Big Data

Making big data work

abstract head representing big data

Behind the "big data" cliché is an explosion in the volume of information collected by sensors, cameras, social media, e-commerce, science experiments, weather satellites, logistics and a host of other sources. But to extract valuable insights from the terabytes and petabytes of information, analysts have to know how to use datasets in their systems, and compare data from different sources.

A standards-based approach is one way to facilitate this process, and the National Institute of Standards and Technology is leading an effort to bring some consensus in terms of the logistics, structure, and security of data, to the user community. A draft of the NIST Big Data Interoperability Framework, released April 6, looks to establish common a set of definitions for data science, and common ground, or "reference architecture," for what constitutes usability, portability, analytics, governance and other concepts.

"One of NIST's big data goals was to develop a reference architecture that is vendor-neutral and technology- and infrastructure-agnostic, to enable data scientists to perform analytics processing for their given data sources without worrying about the underlying computing environment," said NIST's Digital Data Advisor Wo Chang.

The framework is less a policy document than an agreed-upon set of questions that need to be answered, and challenges that need to be addressed in order to produce a consensus-based set of global standards for the production, storage, analysis and safeguarding of large, diverse datasets.

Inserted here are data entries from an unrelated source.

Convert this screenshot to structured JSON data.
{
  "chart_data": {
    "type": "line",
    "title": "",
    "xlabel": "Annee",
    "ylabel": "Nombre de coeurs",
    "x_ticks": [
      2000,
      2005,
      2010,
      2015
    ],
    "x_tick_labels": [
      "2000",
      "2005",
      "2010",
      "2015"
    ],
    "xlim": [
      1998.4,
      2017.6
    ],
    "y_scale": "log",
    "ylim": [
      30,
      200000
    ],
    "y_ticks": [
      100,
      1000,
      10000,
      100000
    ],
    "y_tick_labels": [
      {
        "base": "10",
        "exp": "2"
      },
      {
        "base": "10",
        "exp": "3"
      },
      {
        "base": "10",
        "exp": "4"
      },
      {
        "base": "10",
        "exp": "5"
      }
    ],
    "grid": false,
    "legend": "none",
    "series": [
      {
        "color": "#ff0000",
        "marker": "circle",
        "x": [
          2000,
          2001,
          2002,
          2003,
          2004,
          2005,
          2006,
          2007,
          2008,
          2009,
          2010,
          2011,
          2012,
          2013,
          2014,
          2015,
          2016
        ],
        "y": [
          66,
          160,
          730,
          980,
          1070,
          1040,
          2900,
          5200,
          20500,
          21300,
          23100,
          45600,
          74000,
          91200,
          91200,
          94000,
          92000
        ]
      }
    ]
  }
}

NIST isn't looking to write specs for operational systems, or rules for information exchange or security. NIST's Big Data Public Working Group, which includes scientists in government, academia and the private sector, has released a seven-volume document designed to "clarify the underlying concepts of big data and data science to enhance communication among big data producers and consumers," per the report.

A set of use cases collected from contributors gets at the challenges facing government, researchers and industry in maintaining the viability and usability of current data, while preparing for the future.

For example, the National Archives and Records Administration faces the problem of processing and managing a huge amount of varied data, structured and unstructured, from different government agencies, that may have to be gathered from different clouds, and tagged to respond to queries, while preserving security and privacy where required by law.

The Census Bureau is exploring the possibility of using non-traditional sources from e-commerce transactions, wireless communications and public-facing social media data to augment or mash up with its survey data to improve statistical estimates, and produce data that is closer to real-time. But that data has to be reliable and maintain confidentiality.

On the security side, the NIST report calls attention to the future – the problem of protecting data that might need to outlast the lifespan and usefulness of the systems that house it, and the security measures that protect it.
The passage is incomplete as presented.